Zentral ist dabei der Vorgabe der Helligkeitskomprimierung. Die Standardkomprimierung ist hoch, also reduziere ich sie soweit möglich. Als Wegweiser dient mir das Histogramm. Die Farbverschiebung erfordert eine Reduktion der Sättigung, ich erhöhe den lokalen Kontrast und die Helligkeit ein wenig und passe die Belichtung an.
Trotz der Einstellmöglichkeiten - HDR-Aufnahmen zeigen oft eine Verschiebung von Farben und Kontrasten und können dadurch schnell unnatürlich wirken.
Obiges Schwarzweiss-Bild entstand ohne die HDR-Funktion der Kamera zu nutzen auf Basis von fünf Einzelbildern mit unterschiedlichen Belichtungszeiten (Bracketing). Ein Bild mit diesen Details gelang mir auf Basis eines Einzelbildes in Capture One Pro, meinem Standard Raw-Konverter, nicht.
Dagegen war ich mit meiner Affinity HDR-Version weniger zufrieden. Hier gelang mir mit Capture One Pro auf Basis eines Einzelbilds der 5er-Serie ein das eingangs des Beitrags gezeigte Bild. Eine entsprechende Capture One Pro Schwarzweiss-Version wollte mir nicht gelingen.
Ein neben der Farbverschiebung bestehender Nachteil gegenüber der Arbeit mit Grauverlaufsfiltern ist der, dass man zur Erzeugung eines HDR-Bilds immer mehrere Aufnahmen machen muss.
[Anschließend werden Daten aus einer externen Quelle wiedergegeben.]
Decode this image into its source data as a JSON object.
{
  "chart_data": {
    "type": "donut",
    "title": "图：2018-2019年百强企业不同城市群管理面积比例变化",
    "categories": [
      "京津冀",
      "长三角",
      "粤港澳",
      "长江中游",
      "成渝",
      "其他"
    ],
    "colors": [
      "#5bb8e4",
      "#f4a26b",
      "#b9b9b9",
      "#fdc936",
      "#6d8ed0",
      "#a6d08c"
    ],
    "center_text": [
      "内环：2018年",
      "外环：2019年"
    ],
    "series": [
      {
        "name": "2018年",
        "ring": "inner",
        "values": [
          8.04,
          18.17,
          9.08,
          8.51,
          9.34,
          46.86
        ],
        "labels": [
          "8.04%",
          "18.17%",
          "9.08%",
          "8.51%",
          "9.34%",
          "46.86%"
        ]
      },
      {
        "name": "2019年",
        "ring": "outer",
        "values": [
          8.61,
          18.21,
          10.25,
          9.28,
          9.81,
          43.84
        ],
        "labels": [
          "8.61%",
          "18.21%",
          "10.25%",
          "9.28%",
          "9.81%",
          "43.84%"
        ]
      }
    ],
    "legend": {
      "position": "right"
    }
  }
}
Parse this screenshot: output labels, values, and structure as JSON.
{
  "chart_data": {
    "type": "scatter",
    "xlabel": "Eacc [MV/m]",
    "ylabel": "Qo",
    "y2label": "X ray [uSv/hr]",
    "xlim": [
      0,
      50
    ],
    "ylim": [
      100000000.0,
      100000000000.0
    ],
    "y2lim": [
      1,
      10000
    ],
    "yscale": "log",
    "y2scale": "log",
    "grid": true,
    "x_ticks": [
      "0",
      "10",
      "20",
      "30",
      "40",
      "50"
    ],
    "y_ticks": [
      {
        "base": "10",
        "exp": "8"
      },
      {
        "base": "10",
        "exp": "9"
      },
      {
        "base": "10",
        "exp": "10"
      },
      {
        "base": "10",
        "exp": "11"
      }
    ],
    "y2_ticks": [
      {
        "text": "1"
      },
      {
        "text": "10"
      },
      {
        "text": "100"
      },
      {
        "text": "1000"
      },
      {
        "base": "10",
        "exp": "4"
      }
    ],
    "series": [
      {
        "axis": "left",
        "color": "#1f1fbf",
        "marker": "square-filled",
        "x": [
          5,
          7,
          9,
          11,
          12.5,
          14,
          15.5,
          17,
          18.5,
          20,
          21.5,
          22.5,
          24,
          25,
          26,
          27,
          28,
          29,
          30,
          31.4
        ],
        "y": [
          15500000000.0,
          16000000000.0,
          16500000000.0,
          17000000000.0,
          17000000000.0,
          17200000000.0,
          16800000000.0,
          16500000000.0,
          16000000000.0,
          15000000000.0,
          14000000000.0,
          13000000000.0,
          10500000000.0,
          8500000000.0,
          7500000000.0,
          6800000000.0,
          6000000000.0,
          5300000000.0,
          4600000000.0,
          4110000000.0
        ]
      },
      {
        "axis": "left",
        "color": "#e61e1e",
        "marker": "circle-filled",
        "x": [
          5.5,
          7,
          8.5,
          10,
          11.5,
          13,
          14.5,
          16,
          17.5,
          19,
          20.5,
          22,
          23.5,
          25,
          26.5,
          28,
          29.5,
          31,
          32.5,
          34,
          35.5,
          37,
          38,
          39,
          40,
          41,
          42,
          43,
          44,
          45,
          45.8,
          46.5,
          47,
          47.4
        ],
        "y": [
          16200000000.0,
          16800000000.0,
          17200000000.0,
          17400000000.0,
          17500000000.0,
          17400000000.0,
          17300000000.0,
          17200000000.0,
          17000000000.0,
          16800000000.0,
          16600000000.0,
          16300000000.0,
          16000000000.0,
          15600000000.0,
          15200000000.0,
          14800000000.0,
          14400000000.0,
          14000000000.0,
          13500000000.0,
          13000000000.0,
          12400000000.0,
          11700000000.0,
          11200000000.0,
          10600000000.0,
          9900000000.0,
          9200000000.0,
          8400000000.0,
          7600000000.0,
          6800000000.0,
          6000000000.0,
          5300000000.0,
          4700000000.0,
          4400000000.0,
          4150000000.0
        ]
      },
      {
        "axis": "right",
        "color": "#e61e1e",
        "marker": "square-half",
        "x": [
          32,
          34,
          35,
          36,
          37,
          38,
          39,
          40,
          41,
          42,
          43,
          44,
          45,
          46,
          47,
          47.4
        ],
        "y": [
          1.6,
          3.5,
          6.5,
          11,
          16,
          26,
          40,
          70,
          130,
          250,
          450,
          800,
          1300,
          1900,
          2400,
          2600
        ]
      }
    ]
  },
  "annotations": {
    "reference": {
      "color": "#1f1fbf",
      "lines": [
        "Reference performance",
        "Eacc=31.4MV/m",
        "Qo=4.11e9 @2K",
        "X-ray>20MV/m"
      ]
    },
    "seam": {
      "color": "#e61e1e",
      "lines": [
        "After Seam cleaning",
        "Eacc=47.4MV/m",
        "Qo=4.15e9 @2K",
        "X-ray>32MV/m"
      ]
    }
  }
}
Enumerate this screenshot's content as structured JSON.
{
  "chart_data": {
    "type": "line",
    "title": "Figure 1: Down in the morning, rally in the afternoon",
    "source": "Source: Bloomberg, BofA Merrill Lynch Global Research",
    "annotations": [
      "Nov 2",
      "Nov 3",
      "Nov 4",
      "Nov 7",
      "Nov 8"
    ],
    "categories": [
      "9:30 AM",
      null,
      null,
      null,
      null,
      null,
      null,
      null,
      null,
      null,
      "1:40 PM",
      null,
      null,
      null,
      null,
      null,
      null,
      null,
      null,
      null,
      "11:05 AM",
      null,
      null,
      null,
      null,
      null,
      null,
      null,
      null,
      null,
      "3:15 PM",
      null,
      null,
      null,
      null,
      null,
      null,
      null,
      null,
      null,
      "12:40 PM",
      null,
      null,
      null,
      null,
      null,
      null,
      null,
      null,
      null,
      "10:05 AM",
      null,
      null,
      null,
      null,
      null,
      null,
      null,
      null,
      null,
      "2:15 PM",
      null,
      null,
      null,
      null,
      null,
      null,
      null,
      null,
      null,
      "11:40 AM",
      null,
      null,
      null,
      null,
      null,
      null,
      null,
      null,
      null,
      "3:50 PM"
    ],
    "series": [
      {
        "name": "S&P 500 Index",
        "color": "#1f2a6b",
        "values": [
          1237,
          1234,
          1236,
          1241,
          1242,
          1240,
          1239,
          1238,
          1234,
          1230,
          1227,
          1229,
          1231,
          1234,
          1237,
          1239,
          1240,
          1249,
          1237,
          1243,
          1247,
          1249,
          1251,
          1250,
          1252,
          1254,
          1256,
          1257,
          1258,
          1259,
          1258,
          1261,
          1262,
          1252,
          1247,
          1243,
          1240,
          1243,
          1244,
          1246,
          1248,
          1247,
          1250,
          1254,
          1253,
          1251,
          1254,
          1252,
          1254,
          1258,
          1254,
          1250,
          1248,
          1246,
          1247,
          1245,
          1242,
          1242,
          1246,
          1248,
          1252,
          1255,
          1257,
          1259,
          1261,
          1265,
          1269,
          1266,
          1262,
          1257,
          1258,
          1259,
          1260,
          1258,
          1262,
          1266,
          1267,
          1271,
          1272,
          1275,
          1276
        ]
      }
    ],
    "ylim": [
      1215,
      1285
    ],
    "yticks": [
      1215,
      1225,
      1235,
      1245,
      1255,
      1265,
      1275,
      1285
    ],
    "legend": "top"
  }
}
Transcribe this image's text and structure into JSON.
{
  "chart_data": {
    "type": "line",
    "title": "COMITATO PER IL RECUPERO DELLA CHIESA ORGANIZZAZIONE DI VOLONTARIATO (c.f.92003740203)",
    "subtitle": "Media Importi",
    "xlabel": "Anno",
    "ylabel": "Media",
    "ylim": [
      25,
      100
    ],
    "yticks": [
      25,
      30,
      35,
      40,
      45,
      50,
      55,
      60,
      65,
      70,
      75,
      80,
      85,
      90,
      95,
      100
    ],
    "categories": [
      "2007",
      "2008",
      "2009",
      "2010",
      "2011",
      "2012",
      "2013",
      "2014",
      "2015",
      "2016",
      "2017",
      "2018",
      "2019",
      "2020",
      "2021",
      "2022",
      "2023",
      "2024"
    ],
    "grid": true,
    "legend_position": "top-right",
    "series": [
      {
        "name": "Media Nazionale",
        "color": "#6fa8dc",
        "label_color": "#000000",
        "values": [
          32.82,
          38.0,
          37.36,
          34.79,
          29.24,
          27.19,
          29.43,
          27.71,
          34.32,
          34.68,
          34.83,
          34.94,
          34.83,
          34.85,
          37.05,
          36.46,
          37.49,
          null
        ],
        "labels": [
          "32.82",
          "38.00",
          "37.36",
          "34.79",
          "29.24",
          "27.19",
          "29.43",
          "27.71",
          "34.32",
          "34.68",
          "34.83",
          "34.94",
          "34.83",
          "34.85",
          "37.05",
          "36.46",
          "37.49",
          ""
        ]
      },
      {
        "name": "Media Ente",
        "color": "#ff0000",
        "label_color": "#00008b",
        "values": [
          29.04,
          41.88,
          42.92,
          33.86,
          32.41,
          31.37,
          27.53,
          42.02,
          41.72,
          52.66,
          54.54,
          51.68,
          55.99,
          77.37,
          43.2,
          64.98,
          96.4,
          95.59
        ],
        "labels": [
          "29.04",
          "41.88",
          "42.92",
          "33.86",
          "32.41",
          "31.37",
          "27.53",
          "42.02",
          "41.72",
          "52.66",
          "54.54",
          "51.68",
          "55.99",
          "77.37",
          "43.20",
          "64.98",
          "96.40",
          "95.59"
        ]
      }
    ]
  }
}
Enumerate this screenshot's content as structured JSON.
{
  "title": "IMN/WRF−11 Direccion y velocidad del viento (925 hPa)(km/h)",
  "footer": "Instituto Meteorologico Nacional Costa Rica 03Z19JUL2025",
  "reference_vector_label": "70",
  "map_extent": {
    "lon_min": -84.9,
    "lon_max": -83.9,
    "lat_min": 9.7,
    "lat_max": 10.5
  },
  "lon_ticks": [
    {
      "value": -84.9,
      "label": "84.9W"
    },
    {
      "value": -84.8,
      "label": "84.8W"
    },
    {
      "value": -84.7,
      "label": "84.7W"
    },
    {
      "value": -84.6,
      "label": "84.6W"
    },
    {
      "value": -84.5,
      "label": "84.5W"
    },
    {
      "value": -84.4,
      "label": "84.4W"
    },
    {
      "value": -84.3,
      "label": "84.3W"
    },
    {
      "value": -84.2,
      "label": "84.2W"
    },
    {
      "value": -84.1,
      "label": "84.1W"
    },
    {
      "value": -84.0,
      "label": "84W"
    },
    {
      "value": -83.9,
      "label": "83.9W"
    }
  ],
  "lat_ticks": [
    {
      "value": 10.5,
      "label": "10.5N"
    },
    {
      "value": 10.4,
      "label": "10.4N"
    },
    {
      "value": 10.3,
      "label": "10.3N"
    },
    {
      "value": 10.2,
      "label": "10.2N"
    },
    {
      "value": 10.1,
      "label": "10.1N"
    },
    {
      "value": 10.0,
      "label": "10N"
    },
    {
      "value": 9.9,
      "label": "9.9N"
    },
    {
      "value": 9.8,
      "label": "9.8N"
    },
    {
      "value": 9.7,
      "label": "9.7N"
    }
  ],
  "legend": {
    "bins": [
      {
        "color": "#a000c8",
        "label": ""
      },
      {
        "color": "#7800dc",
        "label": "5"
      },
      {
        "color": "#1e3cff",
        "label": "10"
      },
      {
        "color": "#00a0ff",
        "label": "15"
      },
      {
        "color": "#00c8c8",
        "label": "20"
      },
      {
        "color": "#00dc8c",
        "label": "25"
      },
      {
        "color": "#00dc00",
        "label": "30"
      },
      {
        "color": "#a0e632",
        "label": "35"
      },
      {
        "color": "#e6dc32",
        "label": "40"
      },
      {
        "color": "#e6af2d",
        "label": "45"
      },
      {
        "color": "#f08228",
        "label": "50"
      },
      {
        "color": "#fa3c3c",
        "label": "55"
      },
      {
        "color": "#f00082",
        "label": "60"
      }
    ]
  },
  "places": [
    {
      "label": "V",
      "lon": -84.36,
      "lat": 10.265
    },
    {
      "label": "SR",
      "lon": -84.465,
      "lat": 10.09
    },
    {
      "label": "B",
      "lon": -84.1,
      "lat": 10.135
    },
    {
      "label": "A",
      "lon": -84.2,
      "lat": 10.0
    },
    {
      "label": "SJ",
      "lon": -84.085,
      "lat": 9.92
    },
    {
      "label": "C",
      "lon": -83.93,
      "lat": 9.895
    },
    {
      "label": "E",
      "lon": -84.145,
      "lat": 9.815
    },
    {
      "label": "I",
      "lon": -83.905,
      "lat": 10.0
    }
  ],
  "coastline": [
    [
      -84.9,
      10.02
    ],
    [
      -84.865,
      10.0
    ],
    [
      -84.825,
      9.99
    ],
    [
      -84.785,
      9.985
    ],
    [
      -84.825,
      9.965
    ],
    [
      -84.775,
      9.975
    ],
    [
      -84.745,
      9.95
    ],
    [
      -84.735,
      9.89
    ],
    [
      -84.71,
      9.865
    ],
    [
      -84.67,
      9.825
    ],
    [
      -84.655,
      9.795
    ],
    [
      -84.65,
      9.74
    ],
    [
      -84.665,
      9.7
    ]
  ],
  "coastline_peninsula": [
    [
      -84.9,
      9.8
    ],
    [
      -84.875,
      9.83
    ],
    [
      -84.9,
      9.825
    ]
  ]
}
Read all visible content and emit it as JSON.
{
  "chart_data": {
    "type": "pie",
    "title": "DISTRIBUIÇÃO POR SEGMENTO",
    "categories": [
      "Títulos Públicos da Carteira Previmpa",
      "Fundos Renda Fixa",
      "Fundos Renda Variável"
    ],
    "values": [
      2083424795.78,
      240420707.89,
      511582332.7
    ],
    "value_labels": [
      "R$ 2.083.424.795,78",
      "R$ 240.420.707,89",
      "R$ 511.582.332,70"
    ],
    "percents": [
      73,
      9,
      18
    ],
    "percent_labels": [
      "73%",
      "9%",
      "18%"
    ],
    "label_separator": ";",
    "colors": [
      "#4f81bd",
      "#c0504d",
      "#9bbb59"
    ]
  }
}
Bei weitgehend statischen Inhalten funktioniert das gut, bei dynamischen eher nicht.
Allerdings gilt es beim Einsatz von Grauverlaufsfiltern ebenfalls einige Schwierigkeiten zu überwinden, denn der Verlauf des Übergangs von grau zu vollständig transparent ist gerade und die Anschaffung eines hochwertigen Filtersystems kostspielig.